By default, it is set to 1 to avoid all available resources being used.
Note
Scaling with pytorch_threads
can vary greatly between different systems and installations of PyTorch. We recommended testing different values before running large-scale analyses.
Example usage
#!/usr/bin/env python
"""
Example of parallelising the likelihood evaluation in nessai.
Shows the two methods supported in nessai: setting n_pool or using a
user-defined pool.
"""
import numpy as np
from multiprocessing import Pool
from nessai.flowsampler import FlowSampler
from nessai.model import Model
from nessai.utils import setup_logger
from nessai.utils.multiprocessing import initialise_pool_variables
output = "./outdir/parallelisation_example/"
logger = setup_logger(output=output)
# Generate the data
truth = {"mu": 1.7, "sigma": 0.7}
bounds = {"mu": [-3, 3], "sigma": [0.01, 3]}
n_points = 1000
data = np.random.normal(truth["mu"], truth["sigma"], size=n_points)
class GaussianLikelihood(Model):
"""
Gaussian likelihood with the mean and standard deviation as the parameters
to infer.
Parameters
----------
data : :obj:`numpy.ndarray`
Array of data.
bounds : dict
The prior bounds.
"""
def __init__(self, data, bounds):
self.names = list(bounds.keys())
self.bounds = bounds
self.data = data
def log_prior(self, x):
"""Uniform prior on both parameters."""
log_p = np.log(self.in_bounds(x), dtype="float")

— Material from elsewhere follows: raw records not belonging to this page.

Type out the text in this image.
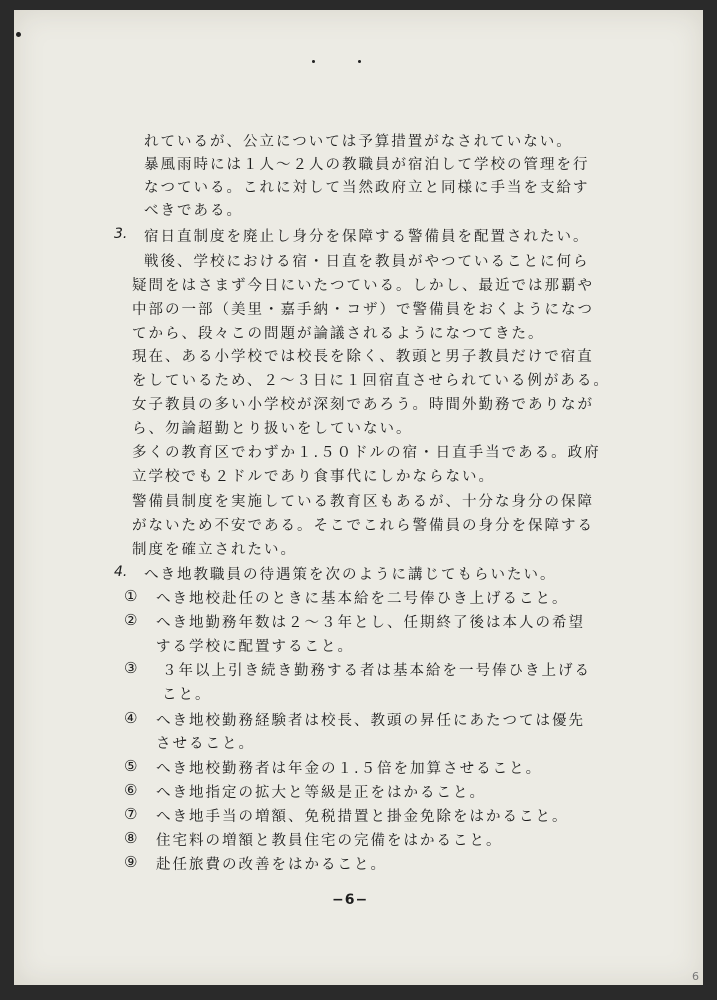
れているが、公立については予算措置がなされていない。
暴風雨時には１人～２人の教職員が宿泊して学校の管理を行
なつている。これに対して当然政府立と同様に手当を支給す
べきである。
3. 宿日直制度を廃止し身分を保障する警備員を配置されたい。
戦後、学校における宿・日直を教員がやつていることに何ら
疑問をはさまず今日にいたつている。しかし、最近では那覇や
中部の一部（美里・嘉手納・コザ）で警備員をおくようになつ
てから、段々この問題が論議されるようになつてきた。
現在、ある小学校では校長を除く、教頭と男子教員だけで宿直
をしているため、２～３日に１回宿直させられている例がある。
女子教員の多い小学校が深刻であろう。時間外勤務でありなが
ら、勿論超勤とり扱いをしていない。
多くの教育区でわずか１.５０ドルの宿・日直手当である。政府
立学校でも２ドルであり食事代にしかならない。
警備員制度を実施している教育区もあるが、十分な身分の保障
がないため不安である。そこでこれら警備員の身分を保障する
制度を確立されたい。
4. へき地教職員の待遇策を次のように講じてもらいたい。
① へき地校赴任のときに基本給を二号俸ひき上げること。
② へき地勤務年数は２～３年とし、任期終了後は本人の希望
する学校に配置すること。
③ ３年以上引き続き勤務する者は基本給を一号俸ひき上げる
こと。
④ へき地校勤務経験者は校長、教頭の昇任にあたつては優先
させること。
⑤ へき地校勤務者は年金の１.５倍を加算させること。
⑥ へき地指定の拡大と等級是正をはかること。
⑦ へき地手当の増額、免税措置と掛金免除をはかること。
⑧ 住宅料の増額と教員住宅の完備をはかること。
⑨ 赴任旅費の改善をはかること。
−6−
6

for bounds in self.bounds.values():
log_p -= np.log(bounds[1] - bounds[0])
return log_p
def log_likelihood(self, x):
"""Gaussian likelihood."""
log_l = np.sum(
-np.log(x["sigma"])
- 0.5 * ((self.data - x["mu"]) / x["sigma"]) ** 2
)
return log_l
# Using n_pool
logger.warning("Running nessai with n_pool")
# Configure the sampler with 3 total threads, 2 of which are used for
# evaluating the likelihood.
fs = FlowSampler(
GaussianLikelihood(data, bounds),
output=output,
resume=False,
seed=1234,
pytorch_threads=2, # Allow pytorch to use 2 threads
n_pool=2, # Threads for evaluating the likelihood
)
# Run the sampler
fs.run()
# Using a user-defined pool
logger.warning("Running nessai with a user-defined pool")

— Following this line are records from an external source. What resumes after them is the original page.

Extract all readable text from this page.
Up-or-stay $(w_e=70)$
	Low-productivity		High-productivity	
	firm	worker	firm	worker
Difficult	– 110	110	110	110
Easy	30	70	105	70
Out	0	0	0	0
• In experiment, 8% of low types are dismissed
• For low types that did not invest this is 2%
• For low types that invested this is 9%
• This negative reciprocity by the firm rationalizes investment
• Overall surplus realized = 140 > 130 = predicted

# Must initialise the global variables for the pool prior to starting it
model = GaussianLikelihood(data, bounds)
initialise_pool_variables(model)
# Define the pool
pool = Pool(2)
fs = FlowSampler(
model,
output=output,
resume=False,
seed=1234,
pool=pool, # User-defined pool
)
# Run the sampler
# The pool will automatically be closed. This can be disabled by passing
# `close_pool=False` to the sampler.
fs.run()